Task Modality Cognition Output
Landmark-Relative Position Reasoning
Infer the UAV position relative to the target landmark from a landmark-centric reference view and a current egocentric observation.
image Self-Aware option + bbox
Future Observation Prediction
Predict which candidate image is the correct future observation after a described orbit action and localize the landmark in that selected image.
image Self-Aware option
Self-Relative Position Reasoning
Judge where the target landmark lies relative to the UAV's current forward direction and ground it in the same observation.
image Environment-Aware option + bbox
Landmark-Driven Action Decision
Choose which direction the UAV should move to approach the target landmark and ground the landmark in the current observation.
image Environment-Aware option + bbox
Flight Behavior Recognition and Temporal Localization
Recognize the UAV's own flight behaviors from first-person video and localize the corresponding temporal intervals.
video Self-Aware behavior option(s) + intervals
Landmark Visibility Counting and Interval Reasoning
Count landmark appearances in flight video and localize every visible interval of the target landmark.
video Environment-Aware count + intervals

Task Examples

This homepage example browser mirrors the benchmark-page explorer so readers can inspect representative image and video tasks immediately after the task matrix.

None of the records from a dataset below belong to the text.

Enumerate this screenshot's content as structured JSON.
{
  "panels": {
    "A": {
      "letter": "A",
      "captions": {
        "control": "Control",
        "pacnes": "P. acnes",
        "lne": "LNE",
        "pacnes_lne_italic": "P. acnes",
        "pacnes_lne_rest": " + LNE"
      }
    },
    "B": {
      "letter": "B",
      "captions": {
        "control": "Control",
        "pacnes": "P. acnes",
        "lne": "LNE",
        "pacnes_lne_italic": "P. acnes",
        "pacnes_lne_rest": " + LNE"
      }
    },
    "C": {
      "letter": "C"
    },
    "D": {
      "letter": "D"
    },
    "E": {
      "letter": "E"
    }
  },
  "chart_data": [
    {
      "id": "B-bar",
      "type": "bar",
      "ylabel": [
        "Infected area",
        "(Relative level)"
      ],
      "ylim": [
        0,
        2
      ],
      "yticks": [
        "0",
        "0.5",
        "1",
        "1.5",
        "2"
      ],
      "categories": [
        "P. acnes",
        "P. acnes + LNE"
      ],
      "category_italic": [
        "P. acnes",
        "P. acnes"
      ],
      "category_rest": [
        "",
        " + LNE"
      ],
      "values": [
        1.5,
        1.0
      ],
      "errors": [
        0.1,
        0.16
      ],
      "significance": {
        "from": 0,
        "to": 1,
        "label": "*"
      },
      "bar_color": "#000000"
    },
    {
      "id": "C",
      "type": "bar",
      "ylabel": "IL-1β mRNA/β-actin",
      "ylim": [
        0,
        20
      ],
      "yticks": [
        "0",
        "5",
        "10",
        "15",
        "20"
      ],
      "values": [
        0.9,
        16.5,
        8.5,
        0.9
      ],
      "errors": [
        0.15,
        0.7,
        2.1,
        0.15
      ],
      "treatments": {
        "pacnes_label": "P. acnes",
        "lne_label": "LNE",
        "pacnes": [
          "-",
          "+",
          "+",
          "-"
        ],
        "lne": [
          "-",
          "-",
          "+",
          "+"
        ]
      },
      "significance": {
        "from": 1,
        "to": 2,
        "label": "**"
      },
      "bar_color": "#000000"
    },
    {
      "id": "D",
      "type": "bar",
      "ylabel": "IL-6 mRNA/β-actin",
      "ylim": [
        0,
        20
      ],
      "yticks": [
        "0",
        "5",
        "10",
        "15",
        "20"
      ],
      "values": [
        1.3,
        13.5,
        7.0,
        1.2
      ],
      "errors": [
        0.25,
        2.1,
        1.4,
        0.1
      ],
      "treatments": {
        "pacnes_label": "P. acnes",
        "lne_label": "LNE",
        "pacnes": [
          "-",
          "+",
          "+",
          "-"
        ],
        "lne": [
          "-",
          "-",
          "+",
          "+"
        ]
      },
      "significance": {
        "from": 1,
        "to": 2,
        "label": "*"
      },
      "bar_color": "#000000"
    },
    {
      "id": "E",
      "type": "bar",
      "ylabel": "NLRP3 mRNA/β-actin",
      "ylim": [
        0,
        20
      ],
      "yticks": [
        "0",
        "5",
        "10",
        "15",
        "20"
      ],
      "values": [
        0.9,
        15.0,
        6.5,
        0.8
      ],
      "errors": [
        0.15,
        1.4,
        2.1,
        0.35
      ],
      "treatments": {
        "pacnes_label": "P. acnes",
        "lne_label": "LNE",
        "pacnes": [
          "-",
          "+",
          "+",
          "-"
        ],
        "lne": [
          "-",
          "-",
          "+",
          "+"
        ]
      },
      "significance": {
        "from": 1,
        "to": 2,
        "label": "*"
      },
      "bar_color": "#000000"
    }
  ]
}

Landmark-Relative Position Reasoning

env_7_27_237_self_shared_4way_000149_where

Image 1 shows the Front facade of light gray mid-rise building with red tiled roof and dormer windows in the landmark-centric coordinate frame. Based on that reference, what is your position relative to the landmark in image 2? Select one option and return the normalized bounding box of the landmark in image 2. Options: A. Right B. Back C. Left D. Front

2 images: 1 reference view and 1 query observation.

Reference Image

Query Observation

Leaderboard

Current leading models

The current benchmark leaders are shown below as Top-3 views for combined, modality-specific, and dual-cognition-dimension performance. The `Acc` column here reports Overall Acc.

Combined

# Model Acc
1 Gemini 3 Flash 48.4%
2 Qwen 3.5-Flash 38.9%
3 Qwen 3.5-35B-A3B 37.9%

Image

# Model Acc
1 Gemini 3 Flash 50.2%
2 GPT 5.3 Chat 47.8%
3 Qwen 3.5-27B 44.3%

Video

# Model Acc
1 Gemini 3 Flash 46.5%
2 Mimo v2 Omni 38.8%
3 InternVL 3.5-38B 37.8%

Self-Aware

# Model Acc
1 Gemini 3 Flash 44.4%
2 GLM 4.6V 30.9%
3 Qwen 3.5-Flash 28.7%

Environment-Aware

# Model Acc
1 Qwen 3.5-35B-A3B 54.9%
2 Gemini 3 Flash 54.2%
3 Qwen 3.5-27B 53.3%

Analysis

Dual-cognition analysis highlights both media sensitivity and cognition imbalance

The accompanying analysis shows that current MLLMs already exhibit partial dual-cognition competence, but they still fall short of a stable and unified capability. Dual cognition is the benchmark's main target, while image and video act as the two media used to probe it. Under both media, semantic success remains easier than the spatial or temporal evidence required to support it, which means that many seemingly correct decisions are not yet grounded with equally convincing evidence.

More importantly, the released results show that dual cognition does not yet develop in a balanced way. Performance shifts visibly between the two media settings, and environment-aware reasoning remains stronger overall than self-aware reasoning after aggregation across tasks. This is where the benchmark becomes especially valuable: it does not only score the two cognition axes separately, but also reveals how closely they co-develop, where they remain disconnected, and what these gaps imply for future MLLM development.

About

This is the official website for UAV-DualCog. The corresponding paper is currently under peer review, and this public release follows a single-blind policy.